Otra de las medidas que se han adoptado en la Residencia La Milagrosa es la adquisición de test rápidos y por una razón muy sencilla que explican desde el propio centro. “Si un abuelo presenta unas pocas décimas de fiebre antes de tener que aislarle, que es una verdadera pena, le hacemos el test y así descartamos que se trate del Covid”.
Asimismo, el personal de esta Residencia de la Tercera Edad, un total de 20 trabajadores, lleva a cabo diariamente un estricto y minucioso protocolo de seguridad, tanto al entrar como al salir del centro a lo que se suma la prueba de PCR que se han tenido que realizar a la vuelta de vacaciones.
El control y registro de temperaturas, oxígeno en sangre de usuarios así como de los visitantes y de personal que entra en el centro queda registrado. Diariamente se notifica esta información al Centro de Salud.

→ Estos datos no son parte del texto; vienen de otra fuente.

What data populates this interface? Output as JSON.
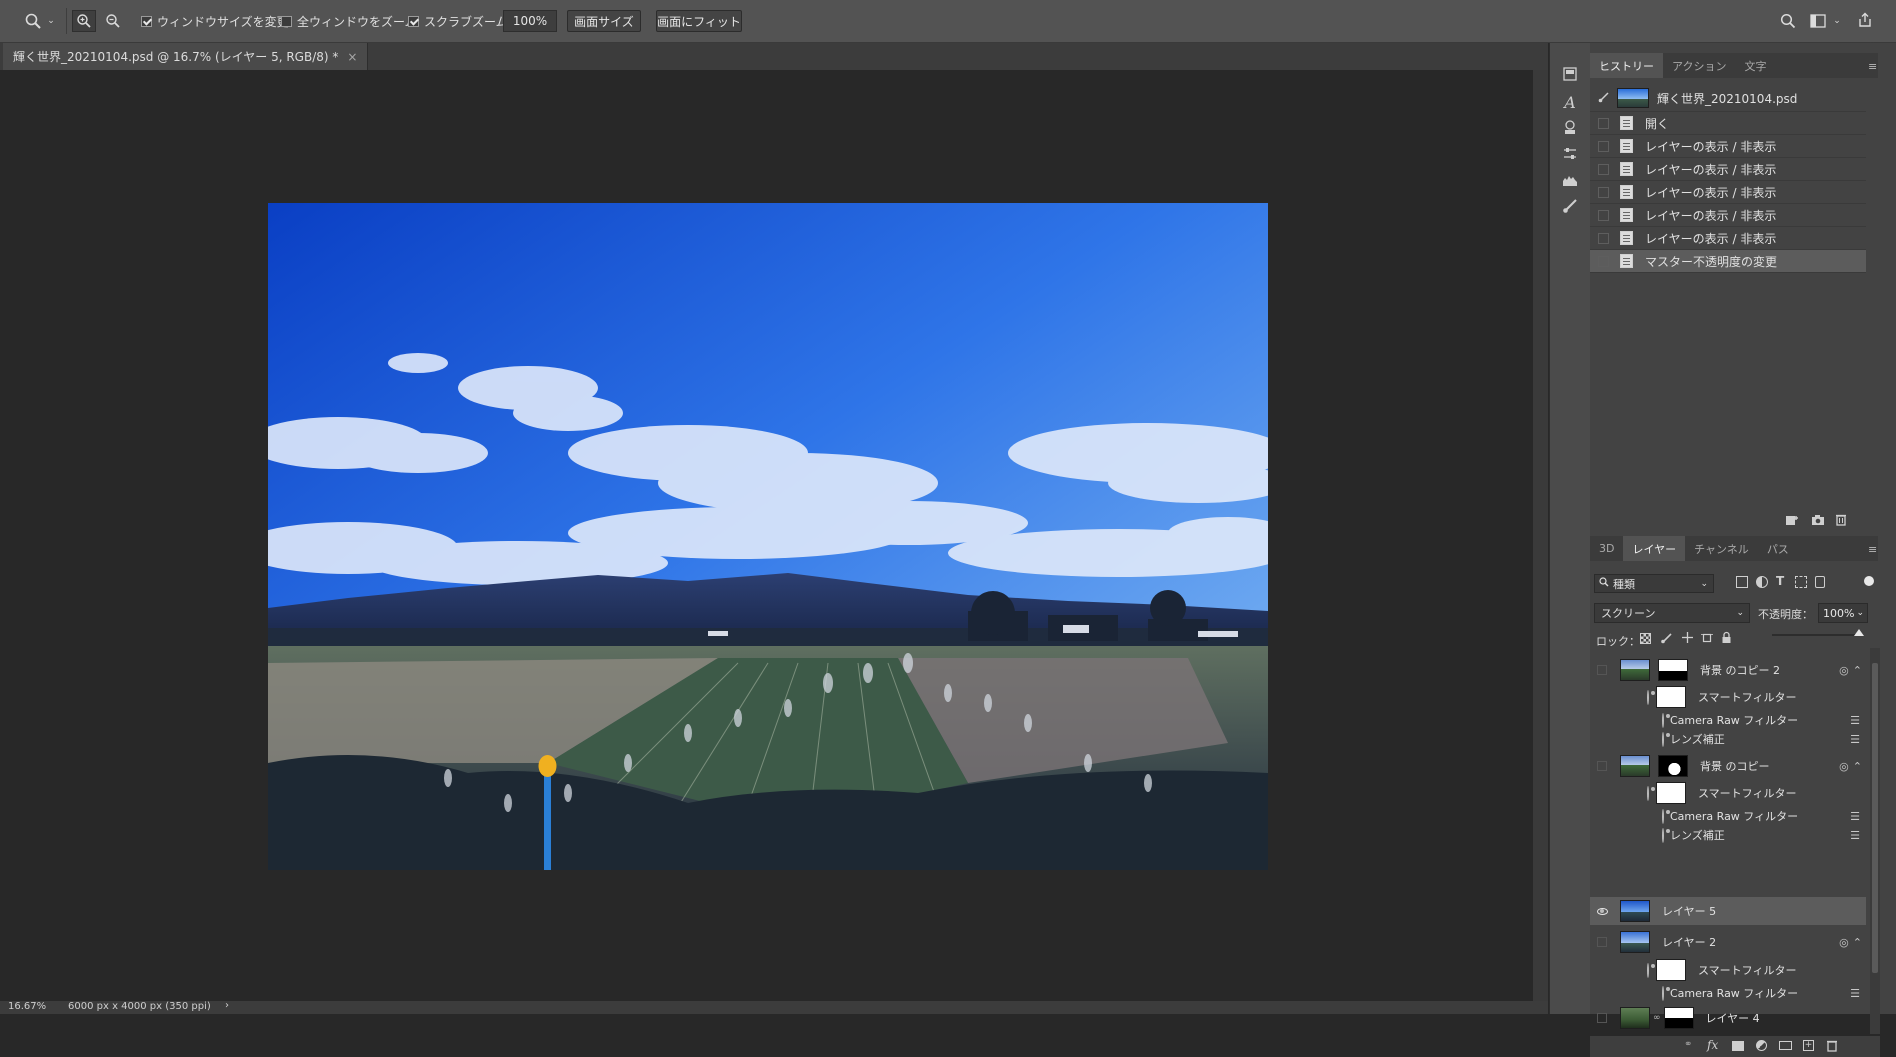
{
  "options": {
    "resize_windows": "ウィンドウサイズを変更",
    "zoom_all": "全ウィンドウをズーム",
    "scrubby_zoom": "スクラブズーム",
    "zoom_value": "100%",
    "fit_screen_btn": "画面サイズ",
    "fill_screen_btn": "画面にフィット"
  },
  "document": {
    "tab_title": "輝く世界_20210104.psd @ 16.7% (レイヤー 5, RGB/8) *",
    "close_glyph": "×"
  },
  "status": {
    "zoom": "16.67%",
    "doc_size": "6000 px x 4000 px (350 ppi)",
    "arrow": "›"
  },
  "history_panel": {
    "tabs": [
      "ヒストリー",
      "アクション",
      "文字"
    ],
    "snapshot_name": "輝く世界_20210104.psd",
    "items": [
      "開く",
      "レイヤーの表示 / 非表示",
      "レイヤーの表示 / 非表示",
      "レイヤーの表示 / 非表示",
      "レイヤーの表示 / 非表示",
      "レイヤーの表示 / 非表示",
      "マスター不透明度の変更"
    ]
  },
  "layers_panel": {
    "tabs": [
      "3D",
      "レイヤー",
      "チャンネル",
      "パス"
    ],
    "filter_kind": "種類",
    "blend_mode": "スクリーン",
    "opacity_label": "不透明度：",
    "opacity_value": "100%",
    "lock_label": "ロック：",
    "layers": [
      {
        "name": "背景 のコピー 2"
      },
      {
        "name": "スマートフィルター"
      },
      {
        "name": "Camera Raw フィルター"
      },
      {
        "name": "レンズ補正"
      },
      {
        "name": "背景 のコピー"
      },
      {
        "name": "スマートフィルター"
      },
      {
        "name": "Camera Raw フィルター"
      },
      {
        "name": "レンズ補正"
      },
      {
        "name": "レイヤー 5"
      },
      {
        "name": "レイヤー 2"
      },
      {
        "name": "スマートフィルター"
      },
      {
        "name": "Camera Raw フィルター"
      },
      {
        "name": "レイヤー 4"
      }
    ]
  },
  "colors": {
    "panel_bg": "#434343",
    "selected_row": "#5c5c5c",
    "options_bar": "#535353",
    "canvas_bg": "#282828"
  }
}
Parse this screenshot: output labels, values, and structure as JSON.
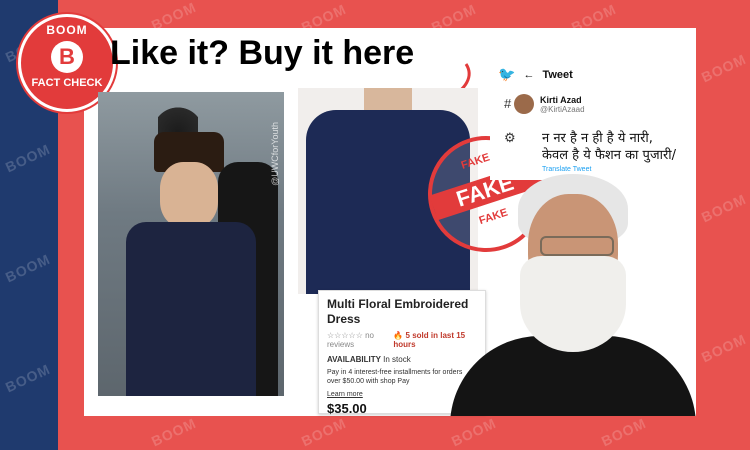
{
  "logo": {
    "top": "BOOM",
    "bottom": "FACT CHECK",
    "mark": "B"
  },
  "watermark": "BOOM",
  "headline": "Like it? Buy it here",
  "photo1": {
    "handle": "@UWCforYouth"
  },
  "stamp": {
    "top": "FAKE",
    "main": "FAKE",
    "bottom": "FAKE"
  },
  "product": {
    "title": "Multi Floral Embroidered Dress",
    "reviews": "no reviews",
    "sold": "5 sold in last 15 hours",
    "availability_label": "AVAILABILITY",
    "availability_value": "In stock",
    "payment": "Pay in 4 interest-free installments for orders over $50.00 with shop Pay",
    "learn_more": "Learn more",
    "price": "$35.00"
  },
  "tweet": {
    "header": "Tweet",
    "name": "Kirti Azad",
    "handle": "@KirtiAzaad",
    "text_line1": "न नर है न ही है ये नारी,",
    "text_line2": "केवल है ये फैशन का पुजारी/",
    "translate": "Translate Tweet"
  },
  "colors": {
    "brand_red": "#e23b3b",
    "navy": "#1f3a6e",
    "background": "#e8524f",
    "twitter_blue": "#1da1f2"
  }
}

En estos tiempos es esencial cumplir con el protocolo de seguridad sanitario marcado con el fin de cuidar a la población en general y en especial la salud de nuestros queridos abuelos. Queda demostrado que en Baltanás, en la Residencia La Milagrosa, se han llevado a cabo todas las medidas, y más, para que los más vulnerables en esta pandemia puedan seguir recibiendo el cariño de sus familiares y vivan su día a día de la mejor y más segura forma posible.